Thanks for your response Soumya.
The client used was Ubuntu16.04.2 VM.
This is not seen consistently but we are hitting this randomly in some failure scenarios
for NFSv4.0 alone.
The scenarios were :
1. SetClientId_Confirm op fails with some gss error and when client retries
SetClientid_Confirm op it tries deleting the backchannel and hits this.

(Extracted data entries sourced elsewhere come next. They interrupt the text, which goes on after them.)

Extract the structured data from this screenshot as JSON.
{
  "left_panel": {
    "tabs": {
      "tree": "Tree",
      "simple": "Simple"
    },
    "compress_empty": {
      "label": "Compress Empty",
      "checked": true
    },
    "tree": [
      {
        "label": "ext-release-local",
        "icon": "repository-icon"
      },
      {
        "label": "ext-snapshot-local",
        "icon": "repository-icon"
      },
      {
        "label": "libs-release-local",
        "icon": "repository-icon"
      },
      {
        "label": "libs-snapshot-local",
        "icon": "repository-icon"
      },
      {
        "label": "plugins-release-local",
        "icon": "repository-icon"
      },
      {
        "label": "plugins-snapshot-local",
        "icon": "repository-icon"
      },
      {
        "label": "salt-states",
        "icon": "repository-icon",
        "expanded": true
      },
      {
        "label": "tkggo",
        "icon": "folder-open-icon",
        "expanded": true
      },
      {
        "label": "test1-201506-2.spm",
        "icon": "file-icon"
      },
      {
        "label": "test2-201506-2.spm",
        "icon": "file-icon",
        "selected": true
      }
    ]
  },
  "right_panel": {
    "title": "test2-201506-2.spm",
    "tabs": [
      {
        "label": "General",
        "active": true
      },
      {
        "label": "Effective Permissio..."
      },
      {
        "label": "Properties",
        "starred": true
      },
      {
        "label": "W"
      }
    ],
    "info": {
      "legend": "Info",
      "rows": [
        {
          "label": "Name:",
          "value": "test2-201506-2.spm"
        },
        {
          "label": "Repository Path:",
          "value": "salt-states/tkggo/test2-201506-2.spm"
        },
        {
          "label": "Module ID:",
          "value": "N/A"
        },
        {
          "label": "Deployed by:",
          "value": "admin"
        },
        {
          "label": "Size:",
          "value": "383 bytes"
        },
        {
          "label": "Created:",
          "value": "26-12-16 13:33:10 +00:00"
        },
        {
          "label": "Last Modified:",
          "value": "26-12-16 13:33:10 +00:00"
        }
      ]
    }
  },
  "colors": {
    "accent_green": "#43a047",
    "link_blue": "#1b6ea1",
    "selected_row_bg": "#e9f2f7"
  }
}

2. Second one was randomly on nfs_client_id_expire path.
One thing I wanted clarification was, if the fix for that panic was this or there was
more to the fix?
>
https://github.com/nfs-ganesha/ntirpc/pull/155/commits/ca74cde10ef02a322b...
> svc_xprt_lookup - Add extra ref on create
>
> An xprt has a ref for the hash table (that's released by SVC_DESTROY());
> but when it's first created, only 1 ref was taken, so there wasn't a ref
> for the caller.
>
> Add an extra ref for the caller when the xprt is first created.
>
> Signed-off-by: Daniel Gryniewicz <dang(a)redhat.com>
>next (#155) v3.2
> …
>v1.8.0
> @dang
> dang committed on 19 Oct 2018
> commit ca74cde10ef02a322b8944a6c8639b1318fa34dc
Regards,
Deepthi
On 15/05/20, 1:41 PM, "Soumya Koduri" <skoduri(a)redhat.com> wrote:
Hi Deepthi,
On 5/15/20 8:16 AM, Deepthi Shivaramu wrote:
> Soumya,
> I see there was discussion in github about the exact same segfault and you were
debugging this issue :
>
https://nam04.safelinks.protection.outlook.com/?url=https%3A%2F%2Fgithub....
>
> There were multiple fixes discussed in there but ultimately I see this fix was
checked in :
>
https://nam04.safelinks.protection.outlook.com/?url=https%3A%2F%2Fgithub....
>
> But the strange part is I have that fix already in my source and still hitting
this same segfault.
> Also one correction from my previous mail, actually we are using libntirpc1.7.0
with ganesha2.7.2.
>
> @Soumya, do you know any other fix which was related to this problem?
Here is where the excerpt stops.